In other news, grandpa wants the kids off his lawn, thinks all their new fangled music is garbage.

Rob Pugh said...

Sorry, unfinished sentence/thought there... [preview should be my friend.]

After "Guy clearly expects" should read - that technology's use is only consumerist in nature. It is to some degree, but connection and dissemination are its core competencies, so to speak.

Matt Keene said...

The crippling stomach punch inflicted upon totalitarian regimes, who prior to the advent of the Internet had little more to do than jam VOA to control information, is the WWW's greatest achievement. The days of keeping entire populations in inpenetrable darkness are over....

TSB said...

I think he's saying that the Internet is different in degree - faster, easier, etc. - rather than "new" in the way that movable type (plus wide-spread literacy) was new, or in the way that the Industrial Revolution was really a revolution in human affairs.

After twenty years of the Internet, I still don't see the new part. Actually, my pet theory is that the great connectedness and dissemination of it all re-creates the situation we had back before mass production and mass communications homogenized society. We used to have neighborhood stores, regional and ethnic/linguistic specific products, many competing local newspapers and radio stations, very local entertainment venues, and so forth. Now we have that again, in a virtual sense, with e-marketing, Skype, social media, podcasting, even homeschooling.
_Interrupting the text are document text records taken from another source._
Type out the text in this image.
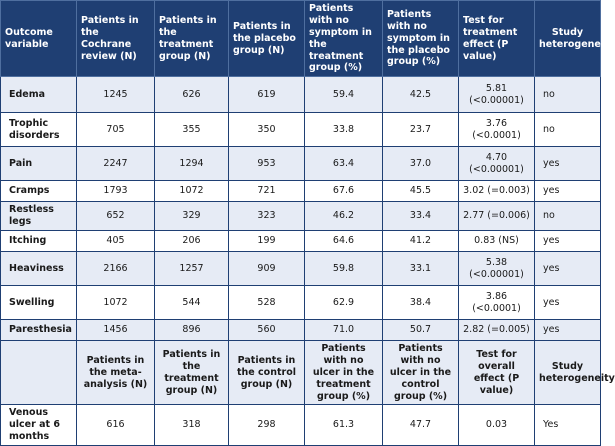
Outcome variable	Patients in the Cochrane review (N)	Patients in the treatment group (N)	Patients in the placebo group (N)	Patients with no symptom in the treatment group (%)	Patients with no symptom in the placebo group (%)	Test for treatment effect (P value)	Study heterogeneity
Edema	1245	626	619	59.4	42.5	5.81 (<0.00001)	no
Trophic disorders	705	355	350	33.8	23.7	3.76 (<0.0001)	no
Pain	2247	1294	953	63.4	37.0	4.70 (<0.00001)	yes
Cramps	1793	1072	721	67.6	45.5	3.02 (=0.003)	yes
Restless legs	652	329	323	46.2	33.4	2.77 (=0.006)	no
Itching	405	206	199	64.6	41.2	0.83 (NS)	yes
Heaviness	2166	1257	909	59.8	33.1	5.38 (<0.00001)	yes
Swelling	1072	544	528	62.9	38.4	3.86 (<0.0001)	yes
Paresthesia	1456	896	560	71.0	50.7	2.82 (=0.005)	yes
	Patients in the meta-analysis (N)	Patients in the treatment group (N)	Patients in the control group (N)	Patients with no ulcer in the treatment group (%)	Patients with no ulcer in the control group (%)	Test for overall effect (P value)	Study heterogeneity
Venous ulcer at 6 months	616	318	298	61.3	47.7	0.03	Yes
The internet is killing mass marketing and mass communications, which I count as a good thing. It is also killing the political systems that depend on large top-down institutions and favoring individuals and small groups. This is one place where I think the Marxists are right: society's economic base drives its political superstructure.

TSB said...


Government control of information is pretty much a thing of the past, which is definitely good. Not even China or Saudi Arabia makes a great effort to block internet access anymore.

That doesn't mean regimes can't stay in power anyway, or that they can't use new media to their own advantage. See Evgeny Morozov, for example, on that:

Here's an odd bit of historical trivia. When Lenin was told that the new Bolshevik regime was planning to put a telephone in every Russian village in order to modernize the peasantry, he replied that the idea of every peasant having access to a telephone was the most counterrevolutionary thing he could imagine. That's pretty much the situation totalitarians face today. They're dealing with it, but the tide is running against them.